The argument over hierarchy is one of the most contentious ones in the polyamorous community. Many people find it important to label their relationships Primary, Secondary, and sometimes even Tertiary. Others are militant in stating that terms like that are unfair to those labeled Secondary or Tertiary. Some have used terms that attempt to remove the hierarchy, such as nesting partner or anchor partner, sometimes in place of the term Primary. The argument has been made that a nesting (cohabiting) relationship or a marriage automatically enforces a hierarchy, and those in nesting relationships are unable to be non-hierarchical.
This argument is rehashed constantly, probably second only to the argument over unicorn hunters. Something I’ve realized, however, is that often those that argue will end up agreeing on everything except what the term “hierarchy” even means.
There is a solution to this argument, and it lies in the concept of prescriptive hierarchies versus descriptive hierarchies.
For clarity’s sake, we’ll start by defining both words. The word prescriptive, according to Mirriam-Webster, means “giving exact rules, directions, or instructions about how you should do something.” In contrast, descriptive means “giving information about how something or someone looks [or] sounds.” These define the two ways the word hierarchy is used very well.
Prescriptive hierarchies are those that use terms such as Primary and Secondary to clearly mark the difference between the relationships. Confusingly, they will sometimes instead use the terms nesting or anchor partner in place of Primary, when these terms are usually used for non-hierarchical relationships. The difference is, these relationships often have rules over the level of involvement of the Secondary, and that a Secondary relationship cannot evolve into a Primary relationship. When you’re thinking of Unicorn Hunters, a prescriptive hierarchy is what’s involved.
Primaries are often cohabiting, and often involve a relationship that existed monogamously before becoming polyamorous. Secondaries rarely cohabit.
These can also include the concept of a veto (when a Primary partner has control over whether the other Primary’s Secondary relationships can continue), though not always. Vetos rarely exist in non-hierarchical relationships, as no one partner has more “power” than the other(s).

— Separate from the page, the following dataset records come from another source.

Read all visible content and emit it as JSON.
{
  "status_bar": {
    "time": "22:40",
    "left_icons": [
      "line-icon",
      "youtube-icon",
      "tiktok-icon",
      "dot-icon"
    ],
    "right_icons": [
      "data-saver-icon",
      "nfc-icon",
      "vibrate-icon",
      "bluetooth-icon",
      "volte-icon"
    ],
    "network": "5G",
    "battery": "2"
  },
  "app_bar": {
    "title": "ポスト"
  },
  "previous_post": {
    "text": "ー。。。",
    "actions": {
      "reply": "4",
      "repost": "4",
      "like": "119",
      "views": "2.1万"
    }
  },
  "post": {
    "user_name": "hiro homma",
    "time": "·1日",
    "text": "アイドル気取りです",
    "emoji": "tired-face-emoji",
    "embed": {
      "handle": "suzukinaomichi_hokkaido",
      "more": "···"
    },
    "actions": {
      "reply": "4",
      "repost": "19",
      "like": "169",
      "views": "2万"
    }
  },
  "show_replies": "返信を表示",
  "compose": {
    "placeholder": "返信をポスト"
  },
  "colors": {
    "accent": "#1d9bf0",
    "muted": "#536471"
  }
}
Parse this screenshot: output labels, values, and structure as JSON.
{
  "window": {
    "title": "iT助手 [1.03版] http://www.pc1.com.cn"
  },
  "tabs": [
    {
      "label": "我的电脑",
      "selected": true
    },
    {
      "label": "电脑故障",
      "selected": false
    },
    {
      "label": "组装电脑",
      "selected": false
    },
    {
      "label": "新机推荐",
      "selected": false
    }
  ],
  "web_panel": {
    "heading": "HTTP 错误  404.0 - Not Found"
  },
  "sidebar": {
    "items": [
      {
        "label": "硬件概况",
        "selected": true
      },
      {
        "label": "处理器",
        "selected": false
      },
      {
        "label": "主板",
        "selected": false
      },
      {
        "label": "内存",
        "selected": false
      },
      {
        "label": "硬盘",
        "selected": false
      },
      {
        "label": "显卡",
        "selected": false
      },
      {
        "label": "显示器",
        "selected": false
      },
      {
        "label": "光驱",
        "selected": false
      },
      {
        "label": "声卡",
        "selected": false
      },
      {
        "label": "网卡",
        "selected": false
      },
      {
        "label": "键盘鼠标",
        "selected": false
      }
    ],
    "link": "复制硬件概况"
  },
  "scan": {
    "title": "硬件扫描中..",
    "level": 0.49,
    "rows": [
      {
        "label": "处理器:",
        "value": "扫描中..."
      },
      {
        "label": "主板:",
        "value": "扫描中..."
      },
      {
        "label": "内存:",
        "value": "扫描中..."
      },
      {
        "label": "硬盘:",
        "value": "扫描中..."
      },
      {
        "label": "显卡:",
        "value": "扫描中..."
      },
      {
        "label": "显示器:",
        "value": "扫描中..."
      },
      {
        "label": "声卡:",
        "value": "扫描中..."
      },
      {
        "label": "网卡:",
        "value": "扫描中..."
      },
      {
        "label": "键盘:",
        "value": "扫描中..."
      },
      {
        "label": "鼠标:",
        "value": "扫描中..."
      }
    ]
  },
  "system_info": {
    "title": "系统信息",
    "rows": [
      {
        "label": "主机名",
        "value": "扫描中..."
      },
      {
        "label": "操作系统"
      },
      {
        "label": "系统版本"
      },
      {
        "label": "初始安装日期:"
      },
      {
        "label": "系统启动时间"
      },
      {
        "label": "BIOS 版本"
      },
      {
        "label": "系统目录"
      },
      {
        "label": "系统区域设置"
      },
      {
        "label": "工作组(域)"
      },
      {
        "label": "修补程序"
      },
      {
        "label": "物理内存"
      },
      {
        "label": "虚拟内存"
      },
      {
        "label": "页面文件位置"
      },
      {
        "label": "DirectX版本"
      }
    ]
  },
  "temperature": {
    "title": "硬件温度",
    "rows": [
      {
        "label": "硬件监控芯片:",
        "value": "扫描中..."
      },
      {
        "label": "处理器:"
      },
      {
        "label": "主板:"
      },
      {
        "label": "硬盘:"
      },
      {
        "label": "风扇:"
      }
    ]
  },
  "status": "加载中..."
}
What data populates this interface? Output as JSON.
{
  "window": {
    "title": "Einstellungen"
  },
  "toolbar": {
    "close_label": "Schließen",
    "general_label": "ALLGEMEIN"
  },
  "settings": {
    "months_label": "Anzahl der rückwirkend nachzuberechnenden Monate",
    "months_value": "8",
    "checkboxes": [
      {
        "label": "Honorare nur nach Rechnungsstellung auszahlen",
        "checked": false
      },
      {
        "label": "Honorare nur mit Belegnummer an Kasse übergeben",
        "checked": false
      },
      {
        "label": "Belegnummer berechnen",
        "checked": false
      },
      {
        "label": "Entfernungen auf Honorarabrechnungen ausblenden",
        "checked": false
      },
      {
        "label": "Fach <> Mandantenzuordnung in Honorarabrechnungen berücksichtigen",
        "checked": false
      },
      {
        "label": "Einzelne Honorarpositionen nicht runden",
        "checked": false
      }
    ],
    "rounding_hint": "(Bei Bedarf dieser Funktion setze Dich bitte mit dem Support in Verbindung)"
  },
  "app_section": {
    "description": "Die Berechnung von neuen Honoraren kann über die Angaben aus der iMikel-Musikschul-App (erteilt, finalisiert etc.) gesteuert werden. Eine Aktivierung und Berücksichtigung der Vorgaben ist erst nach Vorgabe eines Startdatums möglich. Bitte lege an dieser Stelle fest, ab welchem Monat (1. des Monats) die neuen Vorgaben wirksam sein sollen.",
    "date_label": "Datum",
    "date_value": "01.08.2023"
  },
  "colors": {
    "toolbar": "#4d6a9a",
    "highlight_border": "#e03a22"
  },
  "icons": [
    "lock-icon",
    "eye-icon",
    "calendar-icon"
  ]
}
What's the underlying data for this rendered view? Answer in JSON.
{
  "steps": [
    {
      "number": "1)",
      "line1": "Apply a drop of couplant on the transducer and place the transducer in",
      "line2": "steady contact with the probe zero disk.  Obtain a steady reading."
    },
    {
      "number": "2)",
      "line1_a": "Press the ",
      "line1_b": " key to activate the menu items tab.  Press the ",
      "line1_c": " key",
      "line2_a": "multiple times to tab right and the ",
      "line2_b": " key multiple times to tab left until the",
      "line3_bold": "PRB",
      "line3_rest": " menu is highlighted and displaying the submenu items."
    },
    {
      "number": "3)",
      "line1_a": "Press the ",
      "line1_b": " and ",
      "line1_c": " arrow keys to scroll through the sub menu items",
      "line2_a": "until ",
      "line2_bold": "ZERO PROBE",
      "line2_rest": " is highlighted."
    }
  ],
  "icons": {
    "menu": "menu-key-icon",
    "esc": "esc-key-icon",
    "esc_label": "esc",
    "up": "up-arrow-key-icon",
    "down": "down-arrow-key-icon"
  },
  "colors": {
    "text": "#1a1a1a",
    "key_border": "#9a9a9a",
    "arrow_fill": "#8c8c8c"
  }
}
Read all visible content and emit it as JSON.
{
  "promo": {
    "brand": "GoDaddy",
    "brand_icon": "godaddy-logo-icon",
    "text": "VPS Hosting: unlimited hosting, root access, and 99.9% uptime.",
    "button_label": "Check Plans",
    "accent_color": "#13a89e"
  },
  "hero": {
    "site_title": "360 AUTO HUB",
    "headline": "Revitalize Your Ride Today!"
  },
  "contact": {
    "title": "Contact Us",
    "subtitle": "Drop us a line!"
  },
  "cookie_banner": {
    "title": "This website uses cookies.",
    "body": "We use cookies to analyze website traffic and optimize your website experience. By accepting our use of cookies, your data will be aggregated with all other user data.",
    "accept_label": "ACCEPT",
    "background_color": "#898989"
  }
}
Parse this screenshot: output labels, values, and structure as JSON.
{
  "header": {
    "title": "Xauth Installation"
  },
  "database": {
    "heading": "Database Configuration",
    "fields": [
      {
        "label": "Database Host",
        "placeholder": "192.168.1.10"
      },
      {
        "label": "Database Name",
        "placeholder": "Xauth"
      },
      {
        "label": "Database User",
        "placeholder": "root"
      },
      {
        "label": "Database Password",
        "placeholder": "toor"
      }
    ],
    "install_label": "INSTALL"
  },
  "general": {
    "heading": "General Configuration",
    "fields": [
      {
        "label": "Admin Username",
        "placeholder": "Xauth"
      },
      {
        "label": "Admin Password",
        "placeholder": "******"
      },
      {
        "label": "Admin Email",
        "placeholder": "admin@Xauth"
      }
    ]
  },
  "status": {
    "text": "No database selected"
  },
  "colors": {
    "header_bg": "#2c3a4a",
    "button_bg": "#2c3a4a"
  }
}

Many people assume that marriage or cohabitation by default makes that relationship a Primary one, with no wiggle room. This is not true, as many married couples in polyamorous relationships can attest. While there is often a different level of commitment, this does not mean the relationship is hierarchical.
Descriptive hierarchies, on the other hand, can still happen in relationships with people that state that they’re non-hierarchical. Almost all prescriptive hierarchies include a descriptive hierarchy, but descriptive hierarchies don’t include prescriptive hierarchies. Confused? Let me explain.
All relationships are different. There’s no doubt there. This means that some relationships are closer than others, in the emotional or practical sense. You may say “I love you” to one partner, and not to another. You may cohabit and share finances with two partners, but not the others. You may even marry one partner, and have other partners without those legal ties. At the same time, you may be open to this arrangement changing, and letting relationships evolve as they want to.
Commitments are very different in all of these scenarios. These commitments are descriptive hierarchy, and are not what is considered a hierarchical relationship, though they usually exist in prescriptive hierarchical relationships as well.
Emotional commitments often correlate with the length and intensity of a relationship. You may feel more love for your spouse of ten years compared to the love you feel for your partner of one year. On the other hand, you may feel far more lust for the partner of one year. This isn’t always the case; some people feel less or even no love for their longer relationships, or may no longer have a sexual relationship, but stay in the relationship as partners for other reasons such as raising children and having platonic love for one another.
The commitments are not always emotional, and very often include practical commitments. They often involve cohabiting relationships, though not always, and can often use the terms anchor partner or nesting partner if it involves a cohabiting relationship. If you share finances with one partner, you may want to check with them before you make a large purchase, but you probably wouldn’t check with another partner with separate finances. If you cohabit with one partner, you may make them aware of plans because they affect the household, and you may not have to mention those plans to your other partners. You may share childcare responsibilities with your nesting partner, but other partners are not involved.
When Hierarchies Collide
It is here that the argument usually emerges. From the outside, the various commitments can make it look like the relationship is hierarchical. When someone encounters a descriptive hierarchy, they may label that relationship hierarchical by default, but a relationship with these commitments can still be considered nonhierarchical, in the sense that the positions in the relationships are not set in stone. In a non-hierarchical relationship, you are not set in the boxes of Primary or Secondary; the relationships may evolve, grow, or fade naturally. This is the most important distinction between the two; that a prescriptive hierarchy attempts to enforce that relationships will stay within their boxes and not change.
When it comes down to it, for the most part when people are talking about hierarchical relationships, what they really mean is a prescriptive hierarchy, but will push against the idea that a descriptive hierarchy could exist. In actuality, both exist, but the only one that should be called a hierarchical relationship would be a prescriptive hierarchy. Now you know!